The Federal Government of Nigeria (FG) through the central bank ,has concluded all plans to raise a total sum of N62.43 billion ($171m) through an auction of Treasury bills next Wednesday, 16 August 2017.
The nation’s apex bank explained that it plans to offer N32.43 billion in three-month paper and N30b on a six-month bill, while the results of the auction will be announced the same day, as allotment letters would be issued for successful bids on Thursday, 17 August, 2017.
The bank, in a statement, said all money market dealers should submit bids through the CBN S4 WEB INTERFACE between 9:00 am and 11:00 am next Wednesday, 16 August.
The CBN says each bid must be in multiple of N1,000 subject to a minimum of N50,001,000 and authorized money market dealers are to submit multiple bids.
Treasury bills are short term debt instruments used to provide short-term funding for the government and control money supply in the economy.
Consequently, financial experts have raised concerns over the continuous sales of T bills at yields higher than the country’s inflation rate, they believed the CBN will pay between 13.42-18.54 per cent as a strategy to lure yield-hungry investors and attract dollar inflows.
However, the sales of six and 12-month Treasuries to the tune of N204.96b ($650.67m) in bills, on 19th July 2017, was evident of the experts’ claims, as latest annual inflation rate had eased to 16.1 per cent.
Traders have suggested that the sale of Treasury bills left some banks short of cash, forcing them to scramble for funds to pay for their T/bills and dollar purchases from the interbank market; regrettably, that reaction inadvertently pushed up the cost of borrowing amongst lenders.
According to renowned economist and Lagos-based industrialist, Henry Olujimi Boyo, “Ironically, despite the clearly shylock interest rates, inappropriately attached to these risk free government loans, the borrowed funds will be inexplicably simply sterilized from use by CBN, so that the system’s perceived, excess money supply, will not increase the already pervasive, oppressive social pain of inflation, beyond the reported horrors, of the still largely remote impact of terrorism on Nigerians.

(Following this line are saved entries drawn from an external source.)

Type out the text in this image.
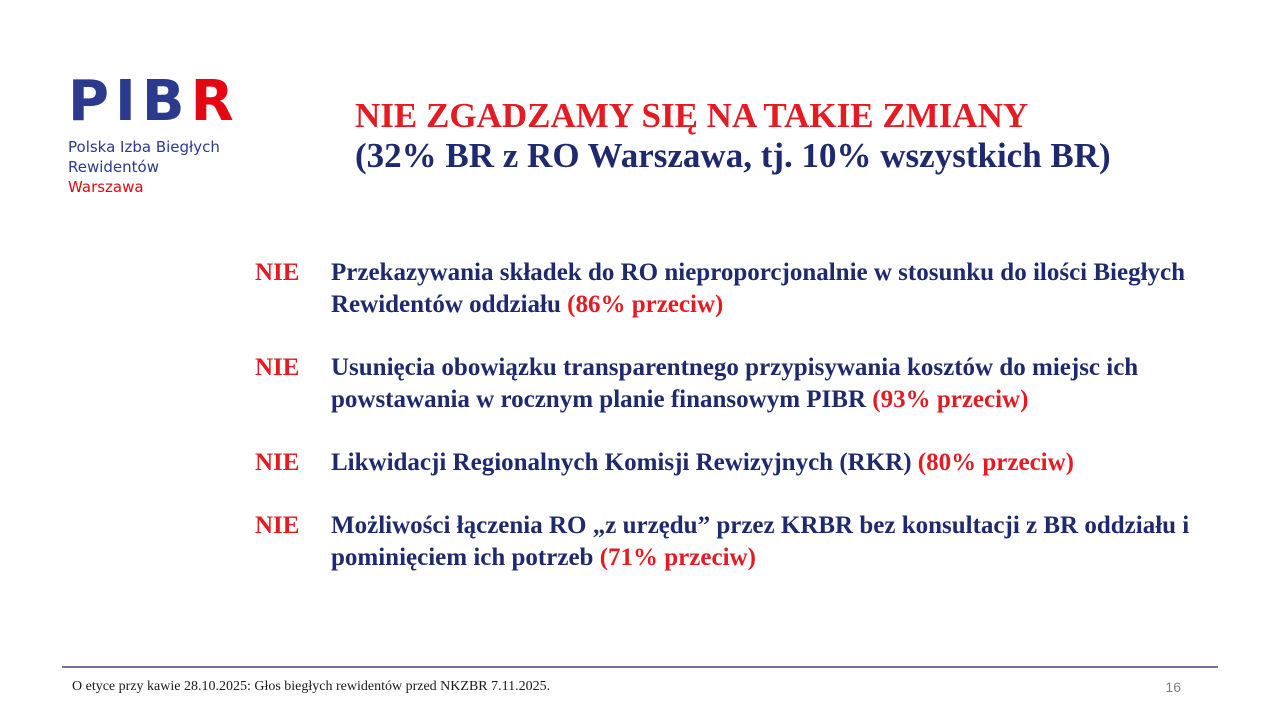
PIBR
Polska Izba Biegłych
Rewidentów
Warszawa
NIE ZGADZAMY SIĘ NA TAKIE ZMIANY
(32% BR z RO Warszawa, tj. 10% wszystkich BR)
NIE	Przekazywania składek do RO nieproporcjonalnie w stosunku do ilości Biegłych Rewidentów oddziału (86% przeciw)
NIE	Usunięcia obowiązku transparentnego przypisywania kosztów do miejsc ich powstawania w rocznym planie finansowym PIBR (93% przeciw)
NIE	Likwidacji Regionalnych Komisji Rewizyjnych (RKR) (80% przeciw)
NIE	Możliwości łączenia RO „z urzędu” przez KRBR bez konsultacji z BR oddziału i pominięciem ich potrzeb (71% przeciw)
O etyce przy kawie 28.10.2025: Głos biegłych rewidentów przed NKZBR 7.11.2025.	16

He added that these humongous CBN loans, exclude the strident, and regular incursions of the Debt Management Office (DMO) when it also borrows, for longer tenors, at equally disturbing rates of interest, to fund the projected, domestic component of the 2017, N2.85tn budget deficit; it is disturbing that a portion of these expensive debt, will simply be applied to plain consumption expenditure.